We’re on a budget. Because I stay home with the kids and am not employed and because we live in one of the most expensive areas in the United States, we are on a budget. This budget is fairly restrictive. We hardly ever eat out. I almost never shop. We try to stick to a very specific budget for groceries. Things are tight. And I’m not a big fan. I’m always trying to negotiate with my husband about what we can or cannot buy or do. I’m often grumbling about how money would make things so much easier. I could pay for routine house cleaning. I could have a babysitter now and then. I could not feel so much pressure to use every last bit of food we purchase. There would be some breathing room. Yeah, money is the answer. Money would make life so much more livable. Money would make me happy.
Last night I did go out to dinner with a group of women. And, at first, I was listening to them talk about work and about their lives and I found myself comparing in my mind. I can’t do that. Oh, wow, that sounds fun. We couldn’t afford to do that. And, once again, as many times before, I started to go down that jealousy path toward If Only Land. If Only Land is that idealized place we think we could be in if only we had money or time. But If Only Land is a lonely place to live in your mind. When you live in If Only Land in your mind, the place you actually live starts to look a little more grey and dingy. It starts to reek of dissatisfaction. And, unfortunately, I spend a lot of my time living there. I’ve written about it before.
But last night I stopped in my tracks and took a U Turn. I sat and listened and enjoyed hearing about their lives and their travels and all the fun things they do with their kids. But then I thought about my choice to be home. It was a choice. And sometimes I still make it every day. I choose to not run away. And, while I’d love to pick up some writing jobs, I choose to not be employed. Although, the way the economy is right now I’m not sure how much of a choice that is. And, listening to these women talk about the stress of their jobs and trying to figure out what is next in their careers, I did feel a sense of relief and gratefulness. Sure, being home with these three little people is stinking hard. I sometimes feel like a tightly wound spring and struggle not to snap at everyone. But I don’t have a boss. I don’t have deadlines. I don’t have to be anywhere at a particular time. I usually have time to cook dinner and make crafts with Maya. I get to have impromptu dance parties and where I blast any music I want as loud as I want. Those are things I cherish dearly.

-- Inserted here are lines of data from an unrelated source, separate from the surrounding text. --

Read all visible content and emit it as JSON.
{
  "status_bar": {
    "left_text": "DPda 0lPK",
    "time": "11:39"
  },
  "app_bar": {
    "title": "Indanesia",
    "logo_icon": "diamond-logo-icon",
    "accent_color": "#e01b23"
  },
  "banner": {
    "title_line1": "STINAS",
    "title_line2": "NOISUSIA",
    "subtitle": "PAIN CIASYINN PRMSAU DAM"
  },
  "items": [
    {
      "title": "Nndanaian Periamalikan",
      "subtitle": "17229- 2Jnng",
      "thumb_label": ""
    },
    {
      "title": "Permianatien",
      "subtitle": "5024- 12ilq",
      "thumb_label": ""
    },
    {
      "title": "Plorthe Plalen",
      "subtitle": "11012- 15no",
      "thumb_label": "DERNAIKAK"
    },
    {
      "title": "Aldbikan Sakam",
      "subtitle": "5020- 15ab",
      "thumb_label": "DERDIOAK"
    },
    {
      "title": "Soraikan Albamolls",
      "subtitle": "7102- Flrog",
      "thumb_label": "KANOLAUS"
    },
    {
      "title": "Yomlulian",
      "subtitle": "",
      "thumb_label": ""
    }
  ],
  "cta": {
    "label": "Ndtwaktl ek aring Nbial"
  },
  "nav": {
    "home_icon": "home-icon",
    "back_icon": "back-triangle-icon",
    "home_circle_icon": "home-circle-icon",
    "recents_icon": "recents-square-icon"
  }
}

And I’ve started thinking about what I would do differently if we did have more money. Yes, there would be some breathing room, but should we spend money any differently than we do? Do we need to eat out more often? Do I need to buy more clothes? Do I need to be wasteful with food? Anne Lamott says “It’s good to do uncomfortable things. It’s weight training for life.” Maybe being on a restrictive budget is teaching me some skills for how to live my life when the budget isn’t there anymore. Maybe, instead of thinking “I can’t afford that” I should be thinking “I don’t need that.” It’s sometimes hard to know the difference. It’s so easy to convince myself that I need something. I have lost weight and only have a couple pairs of pants that fit, and they are wearing out. But, do I really need new ones? I’m home most of the time. Do I really need nicer clothes for the rare times I go out? I colored my hair and my roots are coming in, but do I really need professional highlights? That one is easy. No. I don’t. But I could see talking myself into them.
Because we live in a very affluent area, it’s easy to confuse the wants with needs when everyone is living with many of their wants. And sometimes friends say, “You guys won’t fit in that car. You need a bigger one.” Yes, a bigger car would be easier, in some ways. But, you know, we don’t need one. It’s difficult to determine sometimes. How warm do we need to keep the house? How many pairs of pajamas do we actually need for the kids? How important are the passionate wants like musical instruments and books? At what point are you being thrifty, and at what point are you just being cheap? What can we sacrifice to make some of our wants a reality like travelling and entertaining friends?
It’s easy for me to judge people who splurge on different things than I do. It’s easy for me to point at someone else and say, “They’ve got their priorities all wrong!” I’m severely righteously indignant. It’s a weakness. But I justify things to myself all the time. And, during this gift-giving season, I’m particularly weak. I tend to be a person of excess. If I do something, I tend to overdo it. I take on that “throw caution to the wind” attitude and do things with abandon. That can be great when it comes to music and dancing and laughing and singing. But I am learning to find more balance when it comes to food and drink and money. It’s tough though, I want all of them, and I want them bad. I find it terribly difficult to strike that balance. I understand the principle of manifesting what you want – of setting financial goals and working toward them. But at what point is that manifesting just greed?
For now, I’m working on trying to make the budget restrictions my choice. I think I should carry five bucks around with me and see all the ways I could not spend it on purpose. Today I won’t spend it on coffee or disposable diapers or more presents. Today I choose to not eat out. Today I choose to stay home with my kids. Today I'm trying not to be in If Only Land. But, don’t judge me if I waver. I told you before, I’m just learning.